Harper Collins, 1954, 1153 pages, C$95.00 hc, ISBN 0-261-10230-3
It seems strange for a voracious reader such as myself not to have read The Lords of the Rings, one of literary history’s most influential work, in or outside the science-fiction/fantasy genre. Hey, everyone has their blind spots; at least I took the time to correct this one, plunging in Tolkien’s 1000+ pages saga in the waning hours of December 31, 1999.
It took nearly three weeks, but I finally finished The Lord of the Rings. The earth didn’t tremble, the world was not magically transformed to a better place, I was not struck down by a bolt of pure epiphany. Of course, given the amount of hype that preceded the book, I shouldn’t have been overly surprised by a certain letdown. No book can survive this amount of build-up.
But even then, I found The Lord of the Rings a laborious read. The very qualities of the work that made its reputation -the breathtaking world-building, the literary writing, the inclusion of songs and made-up languages, the epic nature of the narration- are the very things that drove me to frustration. Things that could have been told in two pages suddenly took a whole chapter; a rather simple trip from point A to point B became lengthy proceedings punctuated by crises that often didn’t amount to much lasting excitement or dramatic point. I found it strange that Tolkien spent so much time away from Frodo when he is undoubtedly the center of interest in the story.
I skipped the songs, skimmed the most boring passages, read only a few dozen pages per day and generally was bored stiff by most of the book. And yet, I find myself with a generally positive opinion of the book. Certainly, fear of peer pressure certainly accounts for part of this sentiment (being stoned to death by rabid Tolkien fans is a fate that I wish upon no one, lest of all myself) but not all of it. I might have been decidedly unimpressed by the lack of zippiness of The Lord of the Rings, but there’s no disputing that this is a very good, very impressive work.
Nowhere more impressive, of course, in the sheer depth of the world created by Tolkien, which was subsequently mined for endless hidden ripoffs which at least usually improved on the turgidness of the original. Still, imitation is the sincerest form of flattery, and few authors have been as flattered as Tolkien in seeing a whole publishing genre spring up from their not-so-humble creation.

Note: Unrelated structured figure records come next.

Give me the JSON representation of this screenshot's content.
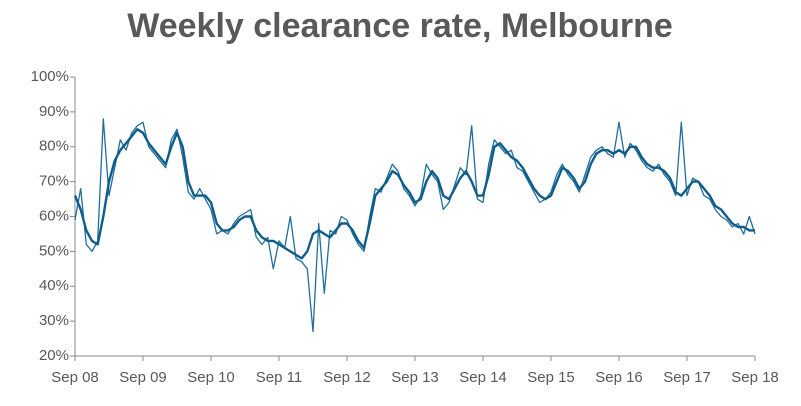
{
  "chart_data": {
    "type": "line",
    "title": "Weekly clearance rate, Melbourne",
    "categories": [
      "Sep 08",
      null,
      null,
      null,
      null,
      null,
      null,
      null,
      null,
      null,
      null,
      null,
      "Sep 09",
      null,
      null,
      null,
      null,
      null,
      null,
      null,
      null,
      null,
      null,
      null,
      "Sep 10",
      null,
      null,
      null,
      null,
      null,
      null,
      null,
      null,
      null,
      null,
      null,
      "Sep 11",
      null,
      null,
      null,
      null,
      null,
      null,
      null,
      null,
      null,
      null,
      null,
      "Sep 12",
      null,
      null,
      null,
      null,
      null,
      null,
      null,
      null,
      null,
      null,
      null,
      "Sep 13",
      null,
      null,
      null,
      null,
      null,
      null,
      null,
      null,
      null,
      null,
      null,
      "Sep 14",
      null,
      null,
      null,
      null,
      null,
      null,
      null,
      null,
      null,
      null,
      null,
      "Sep 15",
      null,
      null,
      null,
      null,
      null,
      null,
      null,
      null,
      null,
      null,
      null,
      "Sep 16",
      null,
      null,
      null,
      null,
      null,
      null,
      null,
      null,
      null,
      null,
      null,
      "Sep 17",
      null,
      null,
      null,
      null,
      null,
      null,
      null,
      null,
      null,
      null,
      null,
      "Sep 18"
    ],
    "series": [
      {
        "color": "#1f6e9c",
        "width": 1.3,
        "values": [
          59,
          68,
          52,
          50,
          53,
          88,
          66,
          74,
          82,
          79,
          84,
          86,
          87,
          80,
          78,
          76,
          74,
          82,
          85,
          77,
          67,
          65,
          68,
          65,
          62,
          55,
          56,
          55,
          58,
          60,
          61,
          62,
          54,
          52,
          54,
          45,
          53,
          51,
          60,
          48,
          47,
          45,
          27,
          58,
          38,
          56,
          55,
          60,
          59,
          55,
          52,
          50,
          60,
          68,
          67,
          71,
          75,
          73,
          68,
          66,
          63,
          66,
          75,
          72,
          70,
          62,
          64,
          69,
          74,
          72,
          86,
          65,
          64,
          75,
          82,
          80,
          78,
          79,
          74,
          73,
          70,
          67,
          64,
          65,
          67,
          72,
          75,
          72,
          70,
          67,
          72,
          77,
          79,
          80,
          78,
          77,
          87,
          77,
          81,
          79,
          76,
          74,
          73,
          75,
          72,
          70,
          66,
          87,
          66,
          71,
          70,
          66,
          65,
          62,
          60,
          59,
          57,
          58,
          55,
          60,
          55
        ]
      },
      {
        "color": "#0e5d8a",
        "width": 2.4,
        "values": [
          66,
          62,
          56,
          53,
          52,
          60,
          70,
          76,
          79,
          81,
          83,
          85,
          84,
          81,
          79,
          77,
          75,
          80,
          84,
          80,
          70,
          66,
          66,
          66,
          64,
          58,
          56,
          56,
          57,
          59,
          60,
          60,
          56,
          54,
          53,
          53,
          52,
          51,
          50,
          49,
          48,
          50,
          55,
          56,
          55,
          54,
          56,
          58,
          58,
          56,
          53,
          51,
          58,
          66,
          68,
          70,
          73,
          72,
          69,
          67,
          64,
          65,
          70,
          73,
          71,
          66,
          65,
          68,
          71,
          73,
          70,
          66,
          66,
          72,
          80,
          81,
          79,
          77,
          76,
          74,
          71,
          68,
          66,
          65,
          66,
          70,
          74,
          73,
          71,
          68,
          70,
          75,
          78,
          79,
          79,
          78,
          79,
          78,
          80,
          80,
          77,
          75,
          74,
          74,
          73,
          71,
          67,
          66,
          68,
          70,
          70,
          68,
          66,
          63,
          62,
          60,
          58,
          57,
          57,
          56,
          56
        ]
      }
    ],
    "ylim": [
      20,
      100
    ],
    "yticks": [
      {
        "value": 20,
        "label": "20%"
      },
      {
        "value": 30,
        "label": "30%"
      },
      {
        "value": 40,
        "label": "40%"
      },
      {
        "value": 50,
        "label": "50%"
      },
      {
        "value": 60,
        "label": "60%"
      },
      {
        "value": 70,
        "label": "70%"
      },
      {
        "value": 80,
        "label": "80%"
      },
      {
        "value": 90,
        "label": "90%"
      },
      {
        "value": 100,
        "label": "100%"
      }
    ],
    "grid": false
  }
}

In the end, however, mere mortals like me can scarcely complain about a work that’s too literary, too complex or too richly-detailed. It’s a measure of how darn good The Lord of the Rings is that even if I didn’t especially like it, I have no choice but to recommend it.
BRIEFLY: The Hobbit, Tolkien’s prologue to The Lord of the Rings, is undoubtedly written for children, but adults will find here a rougher yet perhaps more interesting story than the full-fledged sequel. The story remains focused on a single hobbit, Bilbo Baggins, and thus doesn’t have the dyptic structure of the trilogy. The considerably amount of dry British humor also helps.
BRIEFLY: Bored of the Rings, the Harvard Lampoon’s parody of Tolkien’s trilogy, is far shorter (160 loosely typeset pages) and much more strictly enjoyable than its source material. Well, that’s if your brand of humor include snickering at gags like “Boggies are an unattractive but annoying people whose numbers have decreased rather precipitously since the bottom fell out of the fairy-tale market.” [P.XV] Still, the book essentially parodies the first book of the trilogy, plus the conclusion—which either speaks about the non-essential nature of the rest of the Lord of the Rings, or the authors’ laziness. A hoot for fans.